Compounding the problem, international staff rarely travel outside Kathmandu, much less to Maoist-affected areas, so there is little information about what conditions are actually like outside the ''Kathmandu bubble,'' said Brown and Shukla.
''Agencies acknowledge that there has been greater movement to urban areas and that the population in some of the hill areas has markedly decreased, but there is little concrete information on the conditions in which IDPs are living and what their needs are, partially because most IDPs are reluctant to identify themselves out of fear of retaliation by one side or the other. For this reason, registering the displaced is currently not a possibility,'' they added.
Sanitation and basic infrastructure is being overwhelmed in the areas to which the displaced move, the report said. The displaced often do not know they have a right to health care and education. Many lack documents required by the government so they are denied these services even if they ask for them.
''It is particularly disturbing that children are denied access to schools, given that some families choose to move to district centers because schools are no longer functioning in their villages,'' the report said. ''In addition, both sides have used schools for military purposes, and military attacks on schools have increased children's vulnerability.''
King Gyanendra Bir Bikram Shah came to power in a Feb. 1 military coup that has since been followed by a wave of human rights violations under a palace-decreed state of emergency, according to rights group Amnesty International.

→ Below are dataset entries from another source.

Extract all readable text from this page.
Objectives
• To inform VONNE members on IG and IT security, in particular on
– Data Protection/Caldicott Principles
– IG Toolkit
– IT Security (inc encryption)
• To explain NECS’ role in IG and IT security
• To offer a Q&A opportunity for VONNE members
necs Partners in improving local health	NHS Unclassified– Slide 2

Gyanendra seized power from an elected government with support from the Royal Nepal Army, saying this was necessary to restore political stability and defeat a nine-year Maoist insurgency. Nearly 11,000 people are said to have died in that conflict, in which the Maoists have vowed to overthrow the monarchy and establish a socialist republic.
Despite some cooling off earlier this year, the guerilla war has continued. The government and Communist Party of Nepal-Maoist (CPNM) have not agreed on a mutual human rights accord to prevent abuses against civilians, a key demand of Amnesty and other watchdogs.
The administration of President George W. Bush has called on Gyanendra to restore democracy. But it sees the Nepal insurgency as a domino in its international war on terrorism and has argued that the country could become a ''failed state'' and haven for terrorists, according to Foreign Policy in Focus analyst Conn Hallinan. The State Department has placed the CPNM on a terrorism watch list.
''There are suspicions in the region that American involvement is also part of an overall U.S. plan to ring China with military bases and regimes friendly, or at least beholden, to Washington,'' Hallinan said in a recent report.
To break the bloody stalemate between Maoists and Royalists, some Scandinavian governments and the Hong Kong-based Asian Human Rights Commission have proposed United Nations intervention and independent mediation.
In April, senior U.N. humanitarian adviser Dennis McNamara urged action to prevent a humanitarian crisis, saying the plight of Nepal's internally displaced people was of major concern.
Even as Nepal's violence is said to spawn a new humanitarian crisis, the country hosts some 110,000 refugees from neighboring Bhutan.
They took refuge in Nepal after they were evicted from Bhutan in the early 1990s when the Bhutanese government introduced discriminatory citizenship policies targeting ethnic Nepalis. Bhutan said they were not Bhutanese nationals, classified them as voluntary migrants from Nepal, and forced them out.